Are there applications of noncommutative geometry to number theory?

Solution 1:

I know nothing about noncommutative geometry, but I had wondered this exact thing a while ago and found the following answer. It is part of a report from the BIRS Workshop on Noncommutative Geometry held at the Banff International Research Station in April 2003. The full report is available at www.pims.math.ca/birs.

Current applications and connections of noncommutative geometry to number theory can be divided into four categories.

1. The work of Bost and Connes, where they construct a noncommutative dynamical system $(B,\sigma_t)$ with partition function the Riemann zeta function $\zeta(\beta)$, where $\beta$ is the inverse temperature. They show that at the pole $\beta= 1$ there is an spontaneous symmetry breaking. The symmetry group of this system is the group of idèles which is isomorphic to the Galois group $\operatorname{Gal}(\mathbf Q^{ab}/\mathbf Q)$. This gives a natural interpretation of the zeta function as the partition function of a quantum statistical mechanical system. In particular the class field theory isomorphism appears very naturally in this context. This approach has been extended to the Dedekind zeta function of an arbitrary number field by Cohen, Harari-Leichtnam, and Arledge-Raeburn-Laca. All these results concern abelian extensions of number fields and their generalization to non-abelian extensions is still lacking.
2. The work of Connes on the Riemann hypothesis. It starts by producing a conjectural trace formula which refines the Arthur-Selberg trace formula. The main result of this theory states that this trace formula is valid if and only if the Riemann hypothesis is satisfied by all $L$-functions with Grossencharakter on the given number field $k$.
3. The work of Connes and Moscovici on quantum symmetries of the modular Hecke algebras $A(\Gamma)$ where they show that this algebra admits a natural action of the transverse Hopf algebra $\mathcal H_1$. Here $\Gamma$ is a congruence subgroup of $\text{SL}(2,\mathbf Z)$ and the algebra $A(\Gamma)$ is the crossed product of the algebra of modular forms of level $\Gamma$ by the action of the Hecke operators. The action of the generators $X, Y$ and $\delta_n$ of $\mathcal H_1$ corresponds to the Ramanujan operator, to the weight or number operator, and to the action of certain group cocycles on $GL^+(2,\mathbf Q)$, respectively. What is very surprising is that the same Hopf algebra $\mathcal H_1$ also acts naturally on the (noncommutative) transverse space of codimension one foliations.
4. Relations with arithmetic algebraic geometry and Arakelov theory. This is currently being pursued by Consani, Deninger, Manin, Marcolli and others.

Solution 2:

Some of the main people of non-commutative geometry seemed at one time to be working on the field with one element. I cannot be sure about the details of said story, whether there is some connection beyond this coincidence, etc.. But it is something.

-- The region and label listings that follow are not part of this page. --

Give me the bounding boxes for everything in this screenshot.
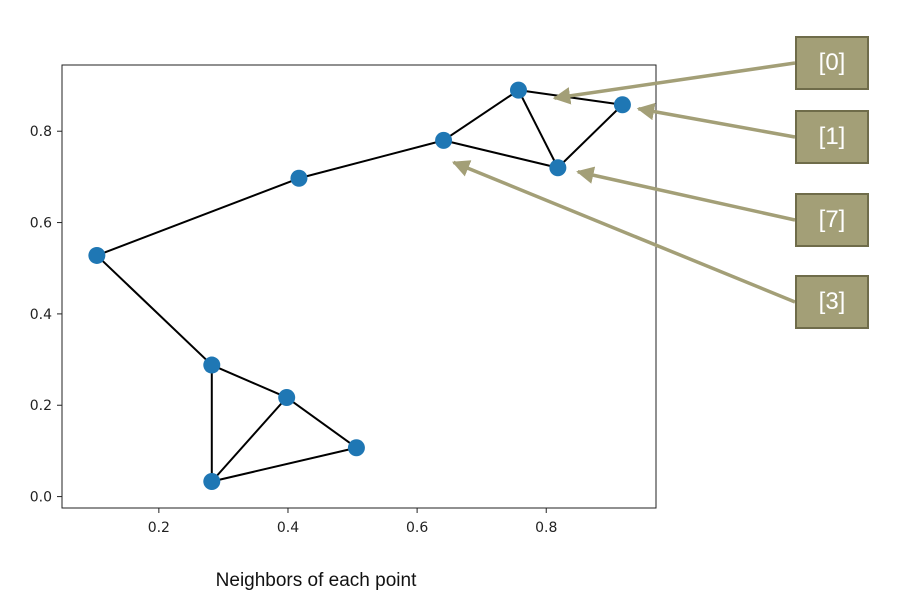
data-point: [203, 473, 221, 491]
data-point: [290, 169, 308, 187]
callout-box: [1]: [795, 110, 869, 164]
y-tick-label: 0.0: [30, 490, 52, 506]
neighbor-edge: [443, 89, 520, 142]
chart: 0.2 0.4 0.6 0.8 0.0 0.2 0.4 0.6 0.8: [30, 61, 796, 536]
neighbor-edge: [443, 139, 559, 169]
neighbor-edge: [298, 139, 444, 180]
x-axis: 0.2 0.4 0.6 0.8: [148, 508, 557, 536]
data-point: [435, 131, 453, 149]
y-tick-label: 0.8: [30, 124, 52, 140]
neighbor-edge: [286, 396, 358, 449]
data-point: [613, 96, 631, 114]
data-point: [549, 159, 567, 177]
figure-caption: Neighbors of each point: [215, 570, 417, 591]
y-tick-label: 0.2: [30, 398, 52, 414]
data-point: [203, 356, 221, 374]
callout-arrow: [576, 166, 796, 222]
neighbor-edge: [557, 104, 624, 169]
data-point: [509, 81, 527, 99]
neighbor-edge: [211, 396, 288, 483]
x-tick-label: 0.2: [148, 520, 170, 536]
y-axis: 0.0 0.2 0.4 0.6 0.8: [30, 124, 62, 506]
data-point: [347, 439, 365, 457]
x-tick-label: 0.6: [406, 520, 428, 536]
neighbor-edge: [96, 254, 213, 366]
x-tick-label: 0.4: [277, 520, 299, 536]
neighbor-edge: [96, 177, 300, 257]
callout-box: [0]: [795, 36, 869, 90]
callout-box: [7]: [795, 193, 869, 247]
y-tick-label: 0.4: [30, 307, 52, 323]
data-point: [88, 246, 106, 264]
callout-arrow: [636, 102, 796, 139]
callout-box: [3]: [795, 275, 869, 329]
callout-arrow: [552, 61, 796, 105]
callout-arrows: [451, 61, 796, 304]
data-point: [278, 388, 296, 406]
neighbor-edge: [211, 364, 288, 399]
x-tick-label: 0.8: [535, 520, 557, 536]
neighbor-edge: [211, 446, 357, 483]
data-points: [88, 81, 631, 491]
neighbor-edge: [517, 89, 559, 169]
plot-area: [61, 64, 657, 509]
y-tick-label: 0.6: [30, 216, 52, 232]
callout-arrow: [451, 160, 796, 304]
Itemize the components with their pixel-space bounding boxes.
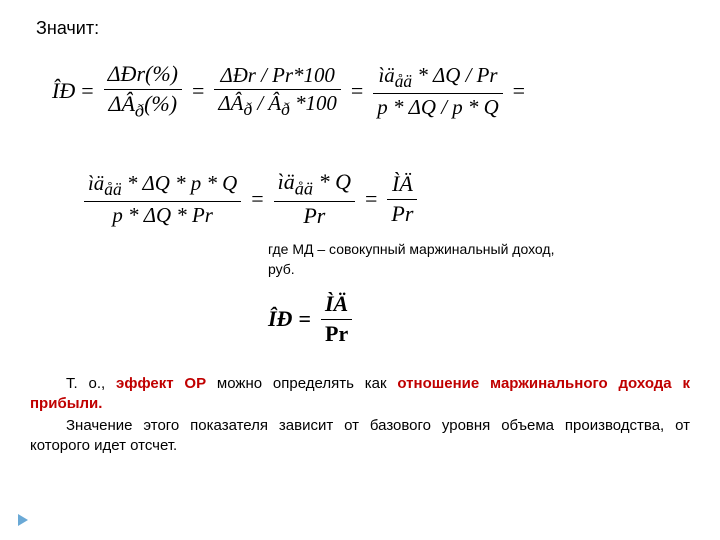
f3-num: ÌÄ (321, 290, 352, 319)
formula-line-3: ÎÐ = ÌÄ Pr (268, 290, 356, 348)
f3-lhs: ÎÐ (268, 306, 292, 332)
p2-text: Значение этого показателя зависит от баз… (30, 417, 690, 454)
p1-a: Т. о., (66, 375, 116, 392)
f1-frac1-den: ΔÂð(%) (105, 90, 182, 123)
f1-frac2-den: ΔÂð / Âð *100 (214, 90, 340, 121)
f1-frac3-den: p * ΔQ / p * Q (373, 94, 502, 121)
paragraph-1: Т. о., эффект ОР можно определять как от… (30, 374, 690, 415)
p1-c: можно определять как (206, 375, 397, 392)
formula-line-1: ÎÐ = ΔÐr(%) ΔÂð(%) = ΔÐr / Pr*100 ΔÂð / … (52, 60, 531, 123)
f2-frac2-num: ìäåä * Q (274, 168, 355, 201)
f2-frac3-den: Pr (387, 200, 417, 229)
f2-frac2-den: Pr (299, 202, 329, 231)
f1-frac3-num: ìäåä * ΔQ / Pr (374, 62, 501, 93)
slide-marker-icon (18, 514, 28, 526)
f2-frac1-num: ìäåä * ΔQ * p * Q (84, 170, 241, 201)
heading: Значит: (36, 18, 99, 39)
f3-den: Pr (321, 320, 352, 349)
note-md: где МД – совокупный маржинальный доход, … (268, 240, 578, 279)
f2-frac1-den: p * ΔQ * Pr (108, 202, 216, 229)
paragraph-2: Значение этого показателя зависит от баз… (30, 416, 690, 457)
f1-lhs: ÎÐ (52, 78, 75, 104)
p1-b: эффект ОР (116, 375, 206, 392)
f2-frac3-num: ÌÄ (388, 170, 417, 199)
f1-frac2-num: ΔÐr / Pr*100 (216, 62, 338, 89)
f1-frac1-num: ΔÐr(%) (104, 60, 182, 89)
formula-line-2: ìäåä * ΔQ * p * Q p * ΔQ * Pr = ìäåä * Q… (80, 168, 421, 231)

Fundamentally, the application of algebraic geometry to number theory consists of solving diophantine equations. These are ``commutative'' equations, by default. Can you imagine a noncommutative diophantine equation to make sense so easily? So if noncommutative geometry is applied into number theory, this simplistic/naive way of thinking may not apply. Maybe things like field with one element are deeper stuff, with some hopes in far future to merge NT and NCG.

There seems to be some potential links in other ways too; but my understanding is a bit hazy and I am not sure enough about those stuff to put it in writing definitively here. Maybe other better experts will come forward.